As I turned over the calendar to September 1st, I immediately closed the door on summer. No more lazy days reading and drinking wine by the pool. It was time to move on. But this year, something more happened. Something snapped: It was time.
It was time for more. This wasn’t just a shift in the seasons. It was a change in life.
All summer and even before, I have painstakingly deliberated my next steps. So much so, I have often been paralyzed with fear and uncertainty. Fear of doing the wrong thing, fear of losing precious saved money in my uncertainty.
I came to DC eight years ago with a fragile heart. Recovering over a lost love, I threw myself into graduate school and a career transition out of traditional HR work to communications.
Today, my heart is healed, I’ve transitioned out of HR and through the recession managed to survive professionally. But when I ask myself, is this the life you dreamed of, the life you want? I quickly say, “no.”
Now I’m not going all into the life I dreamed of when I was six–that would just be absurd because I’m 180 degrees from that, and that’s a whole other blog post.
It’s more about where I want to be or don’t want to be in five years. Yet right now, I’m more comfortable in the what I don’t want to be in five years than what I do, so I’m focusing on that. What does that mean today?
It means: I’m flipping my condo to a rental. Exact timing TBD, but soon. I don’t want to be 60 years old and living in my same 1.5 bedroom condo watching the traffic on 395. And unfortunately, considering when I bought my condo that’s a very reasonable scenario as it may be until then I won’t be underwater anymore.
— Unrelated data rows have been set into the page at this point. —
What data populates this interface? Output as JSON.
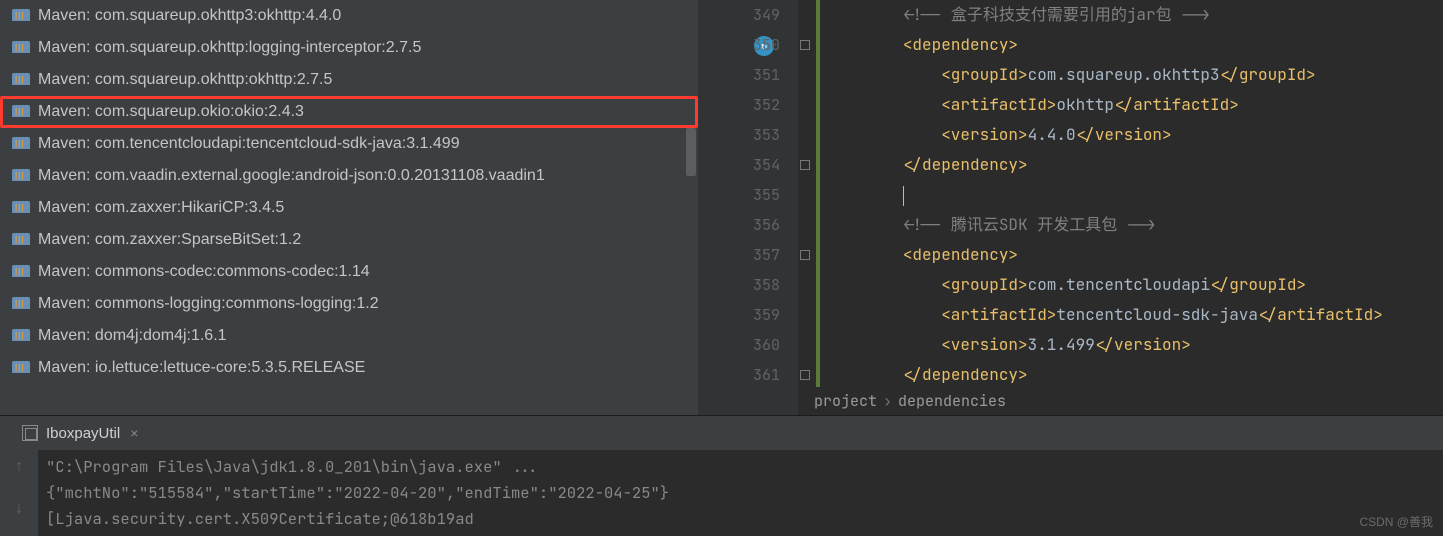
{
  "projectTree": {
    "libs": [
      {
        "label": "Maven: com.squareup.okhttp3:okhttp:4.4.0",
        "hl": false
      },
      {
        "label": "Maven: com.squareup.okhttp:logging-interceptor:2.7.5",
        "hl": false
      },
      {
        "label": "Maven: com.squareup.okhttp:okhttp:2.7.5",
        "hl": false
      },
      {
        "label": "Maven: com.squareup.okio:okio:2.4.3",
        "hl": true
      },
      {
        "label": "Maven: com.tencentcloudapi:tencentcloud-sdk-java:3.1.499",
        "hl": false
      },
      {
        "label": "Maven: com.vaadin.external.google:android-json:0.0.20131108.vaadin1",
        "hl": false
      },
      {
        "label": "Maven: com.zaxxer:HikariCP:3.4.5",
        "hl": false
      },
      {
        "label": "Maven: com.zaxxer:SparseBitSet:1.2",
        "hl": false
      },
      {
        "label": "Maven: commons-codec:commons-codec:1.14",
        "hl": false
      },
      {
        "label": "Maven: commons-logging:commons-logging:1.2",
        "hl": false
      },
      {
        "label": "Maven: dom4j:dom4j:1.6.1",
        "hl": false
      },
      {
        "label": "Maven: io.lettuce:lettuce-core:5.3.5.RELEASE",
        "hl": false
      }
    ]
  },
  "editor": {
    "startLine": 349,
    "lines": [
      {
        "n": 349,
        "segs": [
          [
            "        ",
            ""
          ],
          [
            "<!-- 盒子科技支付需要引用的jar包 -->",
            "cm"
          ]
        ]
      },
      {
        "n": 350,
        "segs": [
          [
            "        ",
            ""
          ],
          [
            "<dependency>",
            "tag"
          ]
        ]
      },
      {
        "n": 351,
        "segs": [
          [
            "            ",
            ""
          ],
          [
            "<groupId>",
            "tag"
          ],
          [
            "com.squareup.okhttp3",
            "txt"
          ],
          [
            "</groupId>",
            "tag"
          ]
        ]
      },
      {
        "n": 352,
        "segs": [
          [
            "            ",
            ""
          ],
          [
            "<artifactId>",
            "tag"
          ],
          [
            "okhttp",
            "txt"
          ],
          [
            "</artifactId>",
            "tag"
          ]
        ]
      },
      {
        "n": 353,
        "segs": [
          [
            "            ",
            ""
          ],
          [
            "<version>",
            "tag"
          ],
          [
            "4.4.0",
            "txt"
          ],
          [
            "</version>",
            "tag"
          ]
        ]
      },
      {
        "n": 354,
        "segs": [
          [
            "        ",
            ""
          ],
          [
            "</dependency>",
            "tag"
          ]
        ]
      },
      {
        "n": 355,
        "segs": [
          [
            "        ",
            ""
          ]
        ],
        "caret": true
      },
      {
        "n": 356,
        "segs": [
          [
            "        ",
            ""
          ],
          [
            "<!-- 腾讯云SDK 开发工具包 -->",
            "cm"
          ]
        ]
      },
      {
        "n": 357,
        "segs": [
          [
            "        ",
            ""
          ],
          [
            "<dependency>",
            "tag"
          ]
        ]
      },
      {
        "n": 358,
        "segs": [
          [
            "            ",
            ""
          ],
          [
            "<groupId>",
            "tag"
          ],
          [
            "com.tencentcloudapi",
            "txt"
          ],
          [
            "</groupId>",
            "tag"
          ]
        ]
      },
      {
        "n": 359,
        "segs": [
          [
            "            ",
            ""
          ],
          [
            "<artifactId>",
            "tag"
          ],
          [
            "tencentcloud-sdk-java",
            "txt"
          ],
          [
            "</artifactId>",
            "tag"
          ]
        ]
      },
      {
        "n": 360,
        "segs": [
          [
            "            ",
            ""
          ],
          [
            "<version>",
            "tag"
          ],
          [
            "3.1.499",
            "txt"
          ],
          [
            "</version>",
            "tag"
          ]
        ]
      },
      {
        "n": 361,
        "segs": [
          [
            "        ",
            ""
          ],
          [
            "</dependency>",
            "tag"
          ]
        ]
      }
    ],
    "breadcrumbs": [
      "project",
      "dependencies"
    ]
  },
  "console": {
    "tab": "IboxpayUtil",
    "lines": [
      "\"C:\\Program Files\\Java\\jdk1.8.0_201\\bin\\java.exe\" ...",
      "{\"mchtNo\":\"515584\",\"startTime\":\"2022-04-20\",\"endTime\":\"2022-04-25\"}",
      "[Ljava.security.cert.X509Certificate;@618b19ad"
    ]
  },
  "watermark": "CSDN @善我"
}
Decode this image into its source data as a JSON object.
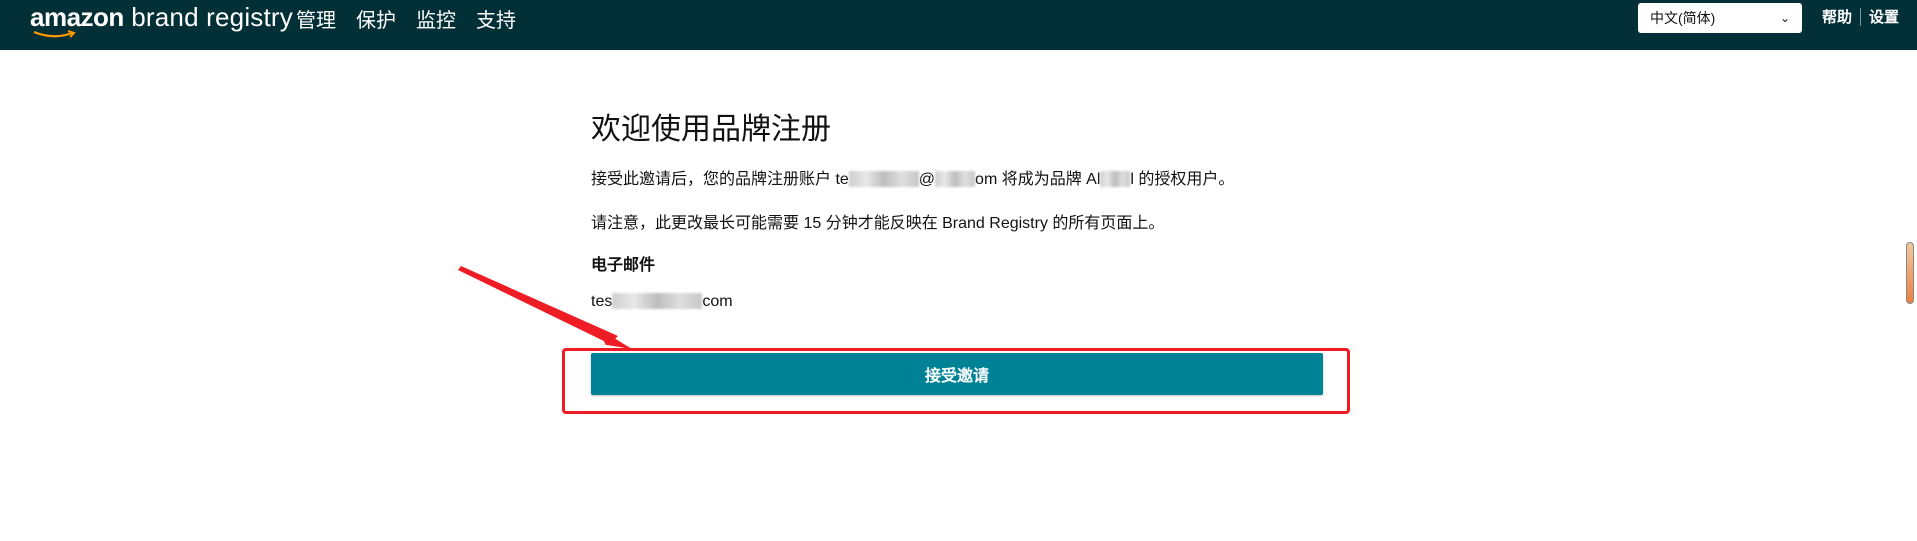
{
  "header": {
    "logo_amazon": "amazon",
    "logo_rest": " brand registry",
    "nav": [
      {
        "label": "管理"
      },
      {
        "label": "保护"
      },
      {
        "label": "监控"
      },
      {
        "label": "支持"
      }
    ],
    "language_select": {
      "value": "中文(简体)"
    },
    "help_label": "帮助",
    "settings_label": "设置"
  },
  "main": {
    "title": "欢迎使用品牌注册",
    "intro_part1": "接受此邀请后，您的品牌注册账户 te",
    "intro_part2": "@",
    "intro_part3": "om 将成为品牌 Al",
    "intro_part4": "l 的授权用户。",
    "note": "请注意，此更改最长可能需要 15 分钟才能反映在 Brand Registry 的所有页面上。",
    "email_label": "电子邮件",
    "email_prefix": "tes",
    "email_suffix": "com",
    "accept_button": "接受邀请"
  },
  "annotation": {
    "color": "#ee1c24"
  },
  "colors": {
    "header_bg": "#032f36",
    "button_bg": "#008296"
  }
}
And this is where the faith part comes in. I don’t know where I’ll go. I’m taking a page from 2003 when I knew in my heart I had to sell my Ann Arbor condo and move on. That year, I signed with a realtor and put my condo on the market with zero clue, and I mean ZERO, as to where I was going to go. I just knew it was time. Five months later, I moved out and lived in temporary housing for three months. My world did not fall apart. I figured it out. So why can’t I do the same thing again, nearly 12 years later? It’s funny how age makes us more timid, but I’m thankful for the Ann Arbor experience to guide me. I know I can do it.
So during this Labor Day holiday instead of boozing it up at the pool of which I seriously considered, I opted to begin another journey of faith. One that will require one courageous step at at time. Welcome to my journey.